Link recently hosted an investor day where management reiterated that 60% of the recent downgrade to FY19 operating earnings versus consensus estimates was due to the Link Asset Services (LAS) business, and said most of that was from the corporate and private client services (CPCS) division, which was in the process of being sold.
We struggle to understand this explanation as Link guided to $35m in CPCS earnings for 2019, which when converted to pounds sterling implies a flat earnings outcome on 2018. The company also said the rest of the weakness in LAS was due to Brexit-related issues affecting the corporate markets business.
The European Central Bank (ECB) now requires banks to reduce their non-performing loans (NPL) towards 5% of assets under management, which is leading to a boom in Irish NPL servicing into FY20, although this will become a headwind from FY21 onwards as banks meet the ECB’s requirements. A similar increase in NPL servicing is likely in Italy and Greece, however, where Link is seeking to expand – banks there have much higher NPL ratios and also need to follow ECB rules. Overall, we expect growth to continue beyond FY20.
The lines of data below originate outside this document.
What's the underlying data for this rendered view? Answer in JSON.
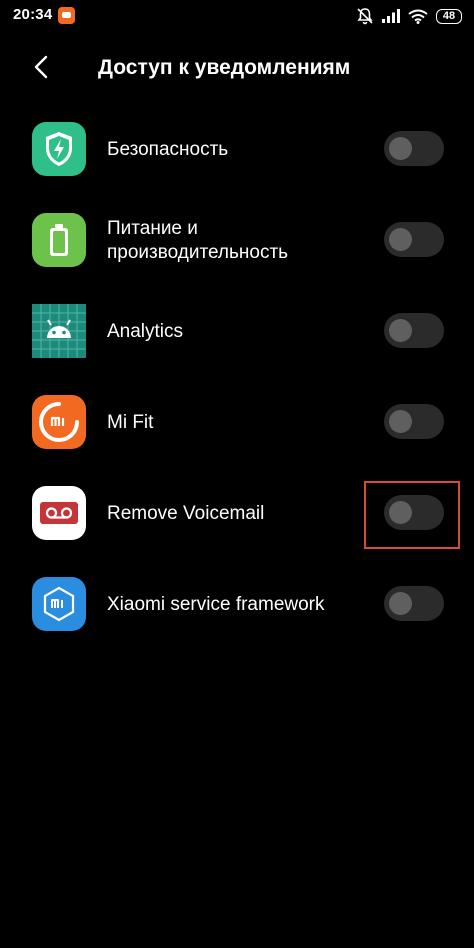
{
  "status_bar": {
    "time": "20:34",
    "battery": "48",
    "icons": [
      "app-notification-icon",
      "mute-icon",
      "signal-icon",
      "wifi-icon",
      "battery-icon"
    ]
  },
  "header": {
    "back_icon": "back-arrow-icon",
    "title": "Доступ к уведомлениям"
  },
  "apps": [
    {
      "label": "Безопасность",
      "icon": "security-shield-icon",
      "enabled": false
    },
    {
      "label": "Питание и производительность",
      "icon": "battery-power-icon",
      "enabled": false
    },
    {
      "label": "Analytics",
      "icon": "android-analytics-icon",
      "enabled": false
    },
    {
      "label": "Mi Fit",
      "icon": "mi-fit-icon",
      "enabled": false
    },
    {
      "label": "Remove Voicemail",
      "icon": "voicemail-icon",
      "enabled": false,
      "highlighted": true
    },
    {
      "label": "Xiaomi service framework",
      "icon": "xiaomi-service-icon",
      "enabled": false
    }
  ],
  "colors": {
    "background": "#000000",
    "toggle_track": "#2b2b2b",
    "toggle_knob": "#5f5f5f",
    "highlight": "#d94a3d"
  }
}
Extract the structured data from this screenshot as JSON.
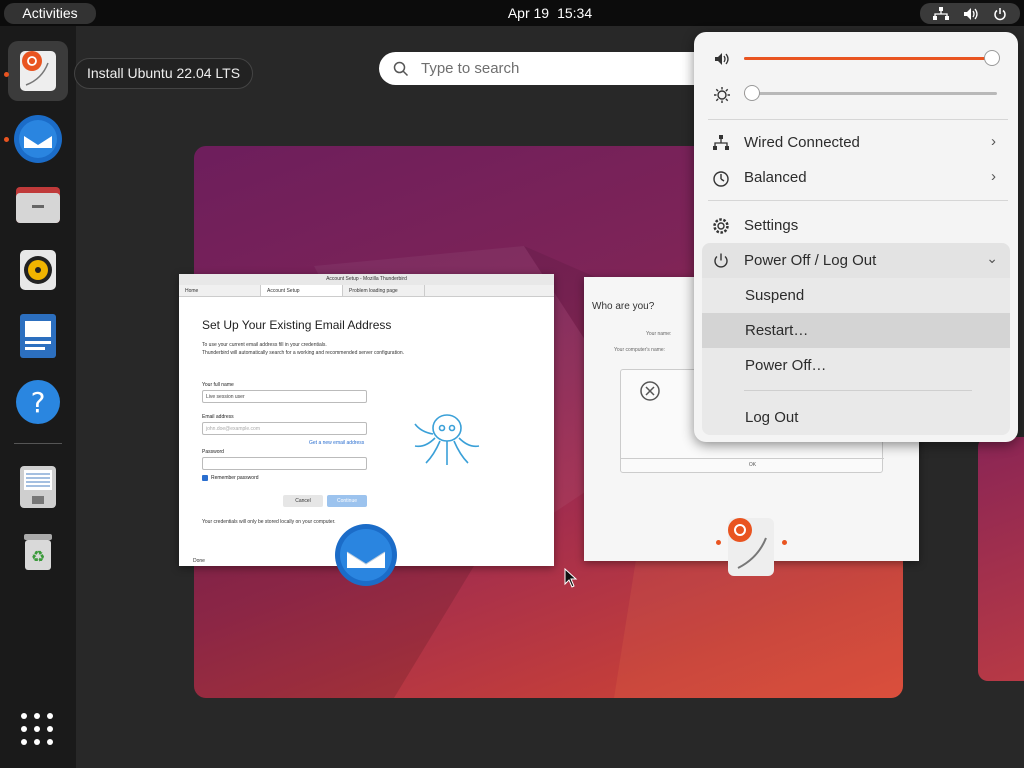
{
  "topbar": {
    "activities": "Activities",
    "date": "Apr 19",
    "time": "15:34"
  },
  "tooltip": "Install Ubuntu 22.04 LTS",
  "search": {
    "placeholder": "Type to search"
  },
  "dock": [
    {
      "name": "install-ubuntu",
      "icon": "ubuntu-installer-icon",
      "running": true,
      "selected": true
    },
    {
      "name": "thunderbird",
      "icon": "thunderbird-icon",
      "running": true
    },
    {
      "name": "files",
      "icon": "files-icon"
    },
    {
      "name": "rhythmbox",
      "icon": "rhythmbox-icon"
    },
    {
      "name": "libreoffice-writer",
      "icon": "libreoffice-writer-icon"
    },
    {
      "name": "help",
      "icon": "help-icon"
    },
    {
      "name": "disk-image-writer",
      "icon": "disk-icon"
    },
    {
      "name": "trash",
      "icon": "trash-icon"
    }
  ],
  "thunderbird_window": {
    "title": "Account Setup - Mozilla Thunderbird",
    "tabs": [
      "Home",
      "Account Setup",
      "Problem loading page"
    ],
    "heading": "Set Up Your Existing Email Address",
    "intro1": "To use your current email address fill in your credentials.",
    "intro2": "Thunderbird will automatically search for a working and recommended server configuration.",
    "fullname_label": "Your full name",
    "fullname_value": "Live session user",
    "email_label": "Email address",
    "email_placeholder": "john.doe@example.com",
    "new_email_link": "Get a new email address",
    "password_label": "Password",
    "remember": "Remember password",
    "cancel": "Cancel",
    "continue": "Continue",
    "footer": "Your credentials will only be stored locally on your computer.",
    "status": "Done"
  },
  "installer_window": {
    "heading": "Who are you?",
    "your_name": "Your name:",
    "computer_name": "Your computer's name:",
    "ok": "OK"
  },
  "quick_settings": {
    "volume": 0.98,
    "brightness": 0.03,
    "wired": "Wired Connected",
    "power_mode": "Balanced",
    "settings": "Settings",
    "power_section": "Power Off / Log Out",
    "suspend": "Suspend",
    "restart": "Restart…",
    "power_off": "Power Off…",
    "log_out": "Log Out"
  },
  "colors": {
    "accent": "#e95420",
    "menu_bg": "#f4f4f4",
    "highlight": "#d4d4d4"
  }
}
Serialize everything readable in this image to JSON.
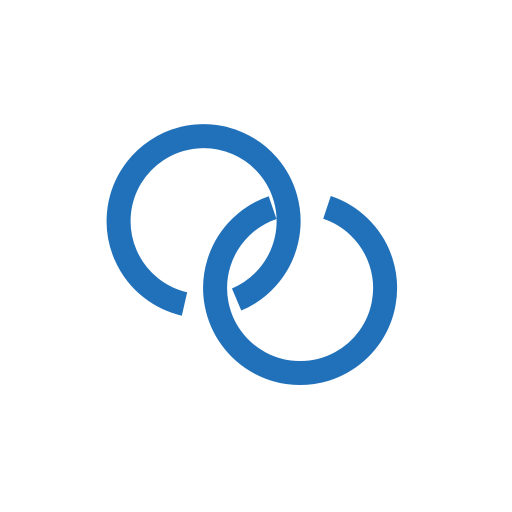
{
  "icon": {
    "name": "interlocking-rings-icon",
    "color": "#2171BA",
    "background": "#FFFFFF"
  }
}
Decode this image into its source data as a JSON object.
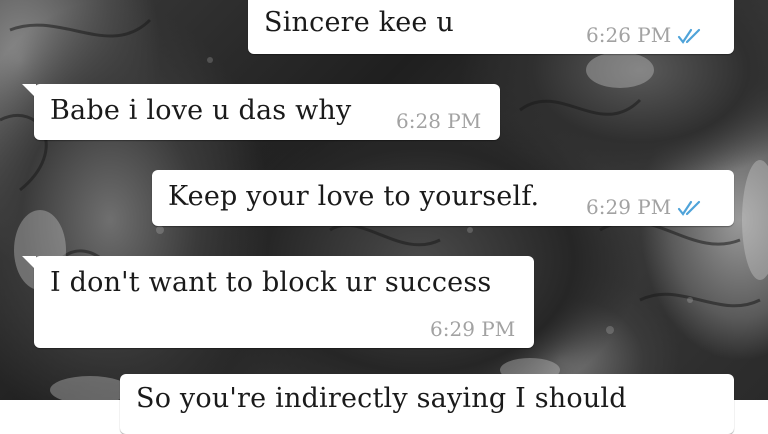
{
  "chat": {
    "tick_color": "#4fa3d9",
    "messages": [
      {
        "direction": "outgoing",
        "text": "Sincere kee u",
        "time": "6:26 PM",
        "status": "double-tick-read"
      },
      {
        "direction": "incoming",
        "text": "Babe i love u das why",
        "time": "6:28 PM"
      },
      {
        "direction": "outgoing",
        "text": "Keep your love to yourself.",
        "time": "6:29 PM",
        "status": "double-tick-read"
      },
      {
        "direction": "incoming",
        "text": "I don't want to block ur success",
        "time": "6:29 PM"
      },
      {
        "direction": "outgoing",
        "text": "So you're indirectly saying I should",
        "time": ""
      }
    ]
  }
}
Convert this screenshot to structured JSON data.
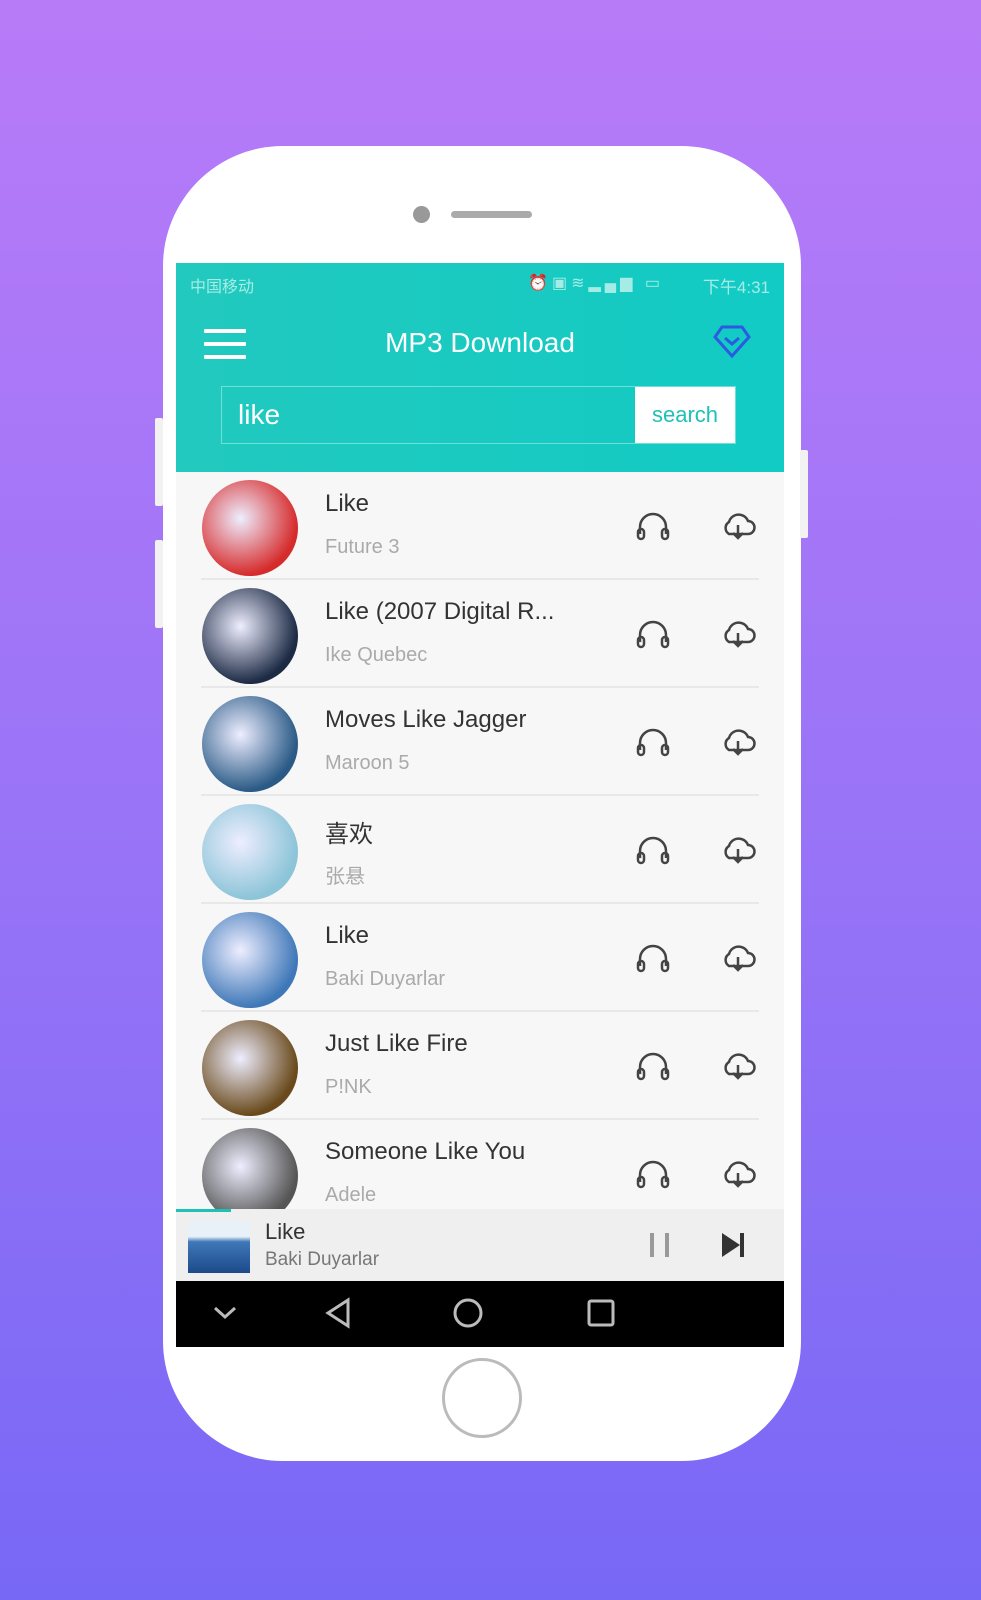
{
  "status_bar": {
    "carrier": "中国移动",
    "time": "下午4:31"
  },
  "toolbar": {
    "title": "MP3 Download",
    "menu_icon": "hamburger-icon",
    "premium_icon": "diamond-icon"
  },
  "search": {
    "value": "like",
    "button_label": "search"
  },
  "songs": [
    {
      "title": "Like",
      "artist": "Future 3",
      "art": "#d62b2b"
    },
    {
      "title": "Like (2007 Digital R...",
      "artist": "Ike Quebec",
      "art": "#1c2a44"
    },
    {
      "title": "Moves Like Jagger",
      "artist": "Maroon 5",
      "art": "#2a5a86"
    },
    {
      "title": "喜欢",
      "artist": "张悬",
      "art": "#8cc4d8"
    },
    {
      "title": "Like",
      "artist": "Baki Duyarlar",
      "art": "#3f78b8"
    },
    {
      "title": "Just Like Fire",
      "artist": "P!NK",
      "art": "#6a4a1c"
    },
    {
      "title": "Someone Like You",
      "artist": "Adele",
      "art": "#555555"
    }
  ],
  "now_playing": {
    "title": "Like",
    "artist": "Baki Duyarlar",
    "progress_percent": 9
  },
  "colors": {
    "accent": "#1fc1b6",
    "premium": "#2b5be0"
  }
}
We were not satisfied that Link could offset most of the potential $50m revenue impact from changes to the Protecting Your Super program in the near term, although some offsets are likely over time. Management indicated costs may remain elevated for another 12 months, but that it would start seeking some compensation from funds.
Link still appears keen to pursue bolt-on acquisitions and make investments for growth, despite recent disappointments for shareholders. We maintain our Accumulate rating with a $7.16 target price.